Seventh Circle Audio

[twelvetone]

I've got a question about unbalanced test equipment being hooked to balanced gear.

For example:

If I send a balanced 0dBu 1kHz sine wave to my gear on an XLR connector, that'll be 2.19V p-p. This means it would be 1.095V on each leg of the balanced connector, right? (pin 1-pin2, and pin1-pin3 on XLR).

That way, when an unbalancing circuit sums them (and inverts the pin1-pin3 signal), they'll sum to 2.19V p-p, or .775V rms.

Right?

So, if I have an unbalanced signal generator, and I hook it up at 2.19V p-p between pins 1 and 2, that will give essentially the same result, because there will be no input on pin 1-pin3, so there will be no addition to the signal; we just won't get the benefit of CMRR.

Does that sound right? Anybody know?

Thanks!
Mike

[tpryan]

If I send a balanced 0dBu 1kHz sine wave to my gear on an XLR connector, that'll be 2.19V p-p. This means it would be 1.095V on each leg of the balanced connector, right? (pin 1-pin2, and pin1-pin3 on XLR).

Maybe, maybe not, and it doesn't matter to the differential input anyway. All that matters is the difference in voltage between pins 2 and 3.

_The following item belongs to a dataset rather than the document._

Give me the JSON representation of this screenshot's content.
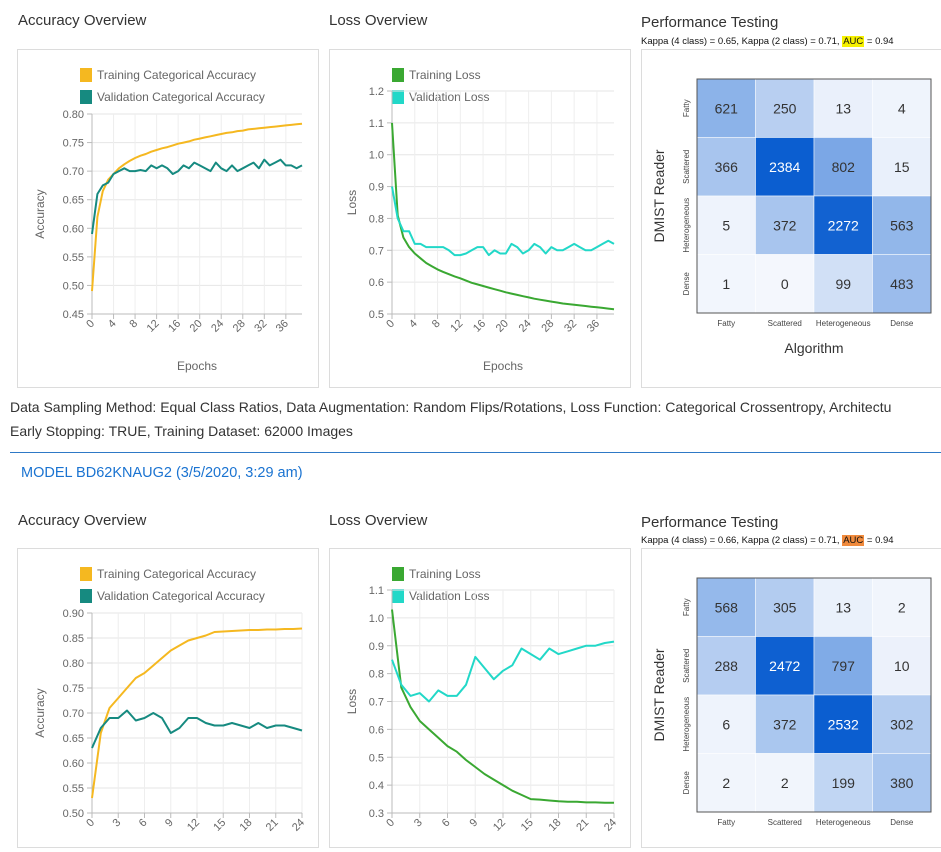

So, if I have an unbalanced signal generator, and I hook it up at 2.19V p-p between pins 1 and 2, that will give essentially the same result, because there will be no input on pin 1-pin3, so there will be no addition to the signal; we just won't get the benefit of CMRR.

Connect your generator to pins 2 and 3, hot to pin 2 and ground to pin 3. It's not necessary for basic testing, but for better common mode performance you can insert a resistor between the pin 3 connection and ground at the generator end of the cable. The R value should match the output impedance of the generator.